In this major change, cross border workers may be able to deduct contributions to pension plans made abroad in their country of residence. This means that if a Canadian works in the U.S. and contributes to a U.S. retirement plan, that deduction would be allowable on his Canadian return (as well as in the U.S.) to the limit of his RRSP contribution room. Similarly, U.S. citizens working in Canada and making RRSP contributions or pension plan contributions will be able to deduct the contributions on their U.S. returns.
- Stock option benefit - apportionment of taxation.
Currently it is not clear how income tax will apply in situations where an employee becomes entitled to a stock option in one country and then moves to the other country before exercising or disposing of the stock. Under the new rules, taxation will be proportionate to the amount of time spent working (and earning the option) in each country.
The following are of particular interest to companies and individuals providing consulting or other personal services in the state they are not resident in:
- "Permanent Establishment" defined.
The definition of "permanent establishment" was subject to much interpretation in the former Treaty. Under the new rules, the application of benefits in many cases is tied to whether a person or company has a permanent establishment in a contracting state. A permanent establishment is now created where an individual spends more than 183 days in the other state and during that time more than 50% of the gross revenue generated by the business is derived from services rendered in the other state by that individual. A permanent establishment may also be created where services are provided in the other state for more than 183 days in any 12-month period with respect to a project for a resident of the other state.
- Former Treaty Article XIV - "Independent Personal Services" deleted.
Consistent with changes in the definition of "permanent establishment" mentioned above, the blanket exemption from taxation available to individuals or businesses providing business services in the other state (but not through a permanent establishment) has been repealed.
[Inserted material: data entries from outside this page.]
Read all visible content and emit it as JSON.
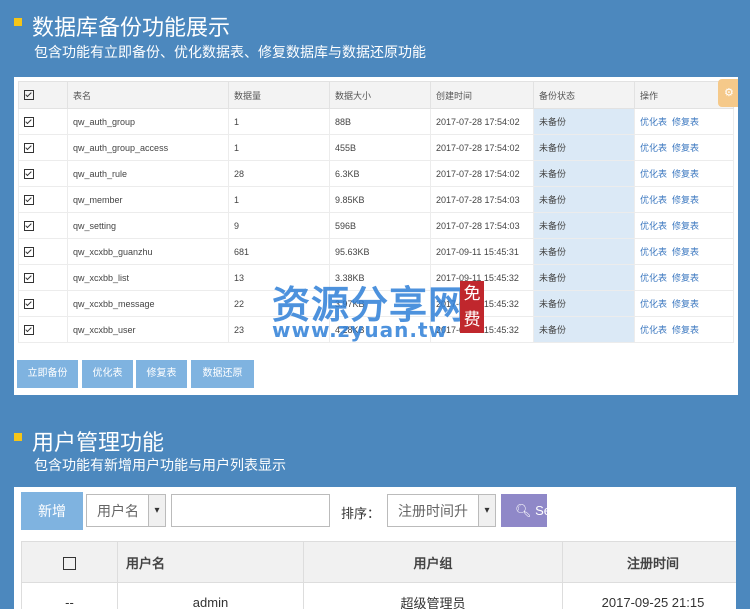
{
  "section1": {
    "title": "数据库备份功能展示",
    "subtitle": "包含功能有立即备份、优化数据表、修复数据库与数据还原功能",
    "table": {
      "headers": [
        "表名",
        "数据量",
        "数据大小",
        "创建时间",
        "备份状态",
        "操作"
      ],
      "rows": [
        {
          "name": "qw_auth_group",
          "count": "1",
          "size": "88B",
          "created": "2017-07-28 17:54:02",
          "status": "未备份",
          "op1": "优化表",
          "op2": "修复表"
        },
        {
          "name": "qw_auth_group_access",
          "count": "1",
          "size": "455B",
          "created": "2017-07-28 17:54:02",
          "status": "未备份",
          "op1": "优化表",
          "op2": "修复表"
        },
        {
          "name": "qw_auth_rule",
          "count": "28",
          "size": "6.3KB",
          "created": "2017-07-28 17:54:02",
          "status": "未备份",
          "op1": "优化表",
          "op2": "修复表"
        },
        {
          "name": "qw_member",
          "count": "1",
          "size": "9.85KB",
          "created": "2017-07-28 17:54:03",
          "status": "未备份",
          "op1": "优化表",
          "op2": "修复表"
        },
        {
          "name": "qw_setting",
          "count": "9",
          "size": "596B",
          "created": "2017-07-28 17:54:03",
          "status": "未备份",
          "op1": "优化表",
          "op2": "修复表"
        },
        {
          "name": "qw_xcxbb_guanzhu",
          "count": "681",
          "size": "95.63KB",
          "created": "2017-09-11 15:45:31",
          "status": "未备份",
          "op1": "优化表",
          "op2": "修复表"
        },
        {
          "name": "qw_xcxbb_list",
          "count": "13",
          "size": "3.38KB",
          "created": "2017-09-11 15:45:32",
          "status": "未备份",
          "op1": "优化表",
          "op2": "修复表"
        },
        {
          "name": "qw_xcxbb_message",
          "count": "22",
          "size": "3.97KB",
          "created": "2017-09-11 15:45:32",
          "status": "未备份",
          "op1": "优化表",
          "op2": "修复表"
        },
        {
          "name": "qw_xcxbb_user",
          "count": "23",
          "size": "4.28KB",
          "created": "2017-09-11 15:45:32",
          "status": "未备份",
          "op1": "优化表",
          "op2": "修复表"
        }
      ]
    },
    "buttons": {
      "backup": "立即备份",
      "optimize": "优化表",
      "repair": "修复表",
      "restore": "数据还原"
    },
    "gear_icon": "gear-icon"
  },
  "section2": {
    "title": "用户管理功能",
    "subtitle": "包含功能有新增用户功能与用户列表显示",
    "add_label": "新增",
    "field_select": "用户名",
    "sort_label": "排序：",
    "sort_select": "注册时间升",
    "search_label": "Se",
    "table": {
      "headers": [
        "用户名",
        "用户组",
        "注册时间"
      ],
      "rows": [
        {
          "check": "--",
          "username": "admin",
          "group": "超级管理员",
          "time": "2017-09-25 21:15"
        }
      ]
    }
  },
  "watermark": {
    "text": "资源分享网",
    "url": "www.zyuan.tw",
    "stamp": "免费"
  },
  "colors": {
    "background": "#4c88be",
    "accent": "#f5c518",
    "button": "#7fb3e0",
    "link": "#3c78c0"
  }
}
Now, "business profits" are taxable in each state on a basis proportional to the activity carried out through a permanent establishment in each state. This change will affect the taxability of Canadian corporations and individuals providing services in the U.S. and U.S. entities providing services in Canada.
- Former Treaty Article XV - "Dependent Personal Services" continued and renamed "Income from Employment".
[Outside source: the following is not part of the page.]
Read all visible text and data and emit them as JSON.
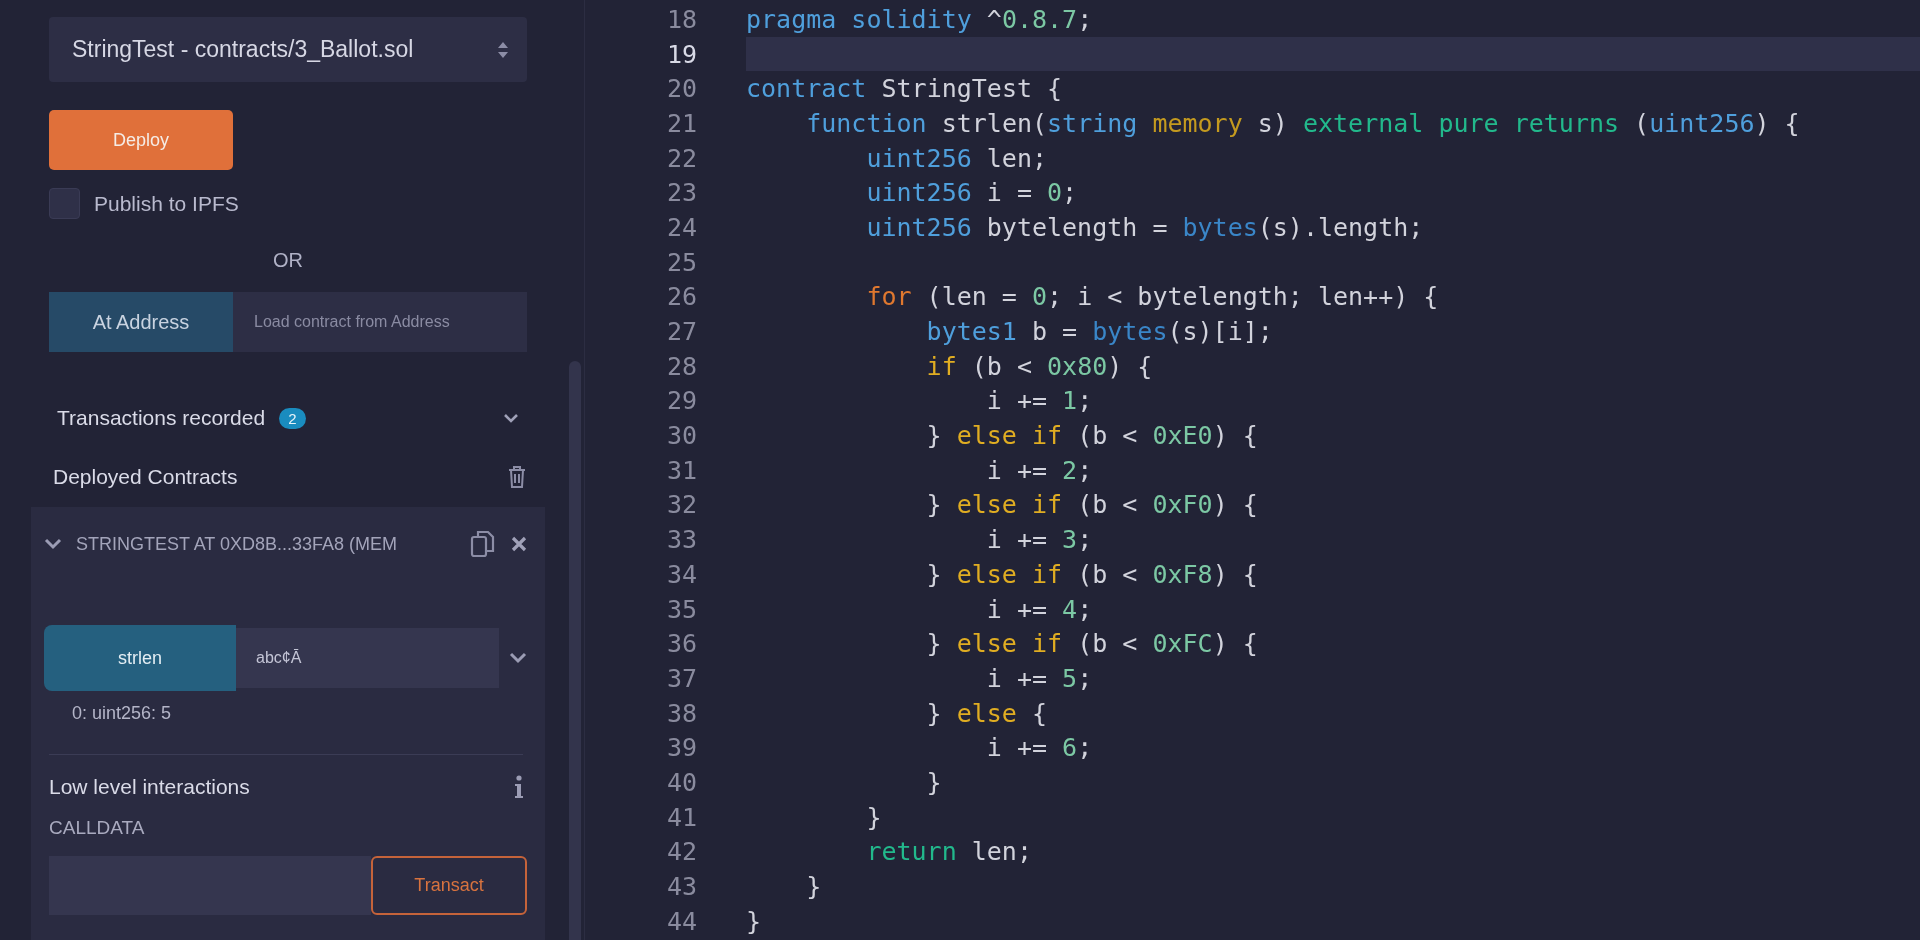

Employment income will continue to be taxable only in the country of residence, unless the income was earned from services performed in the other country and if the employee spends more than 183 days in the other country, and earns more than $10,000 while on foreign assignment. The income will also be taxable in the other country if the salary is "borne by" a resident of the other country. (This last provision extends the Treaty benefit to short term employees transferred to the other country by their employer in the country of residence.)
Watch this site for further analysis of these important developments and their impact on the provision of personal services in the other state. Although these rules are not to be implemented for three years from the date the Fifth Protocol is ratified, strategic changes are currently recommended since the changes are being effectively administered by Canada Revenue Agency at this time.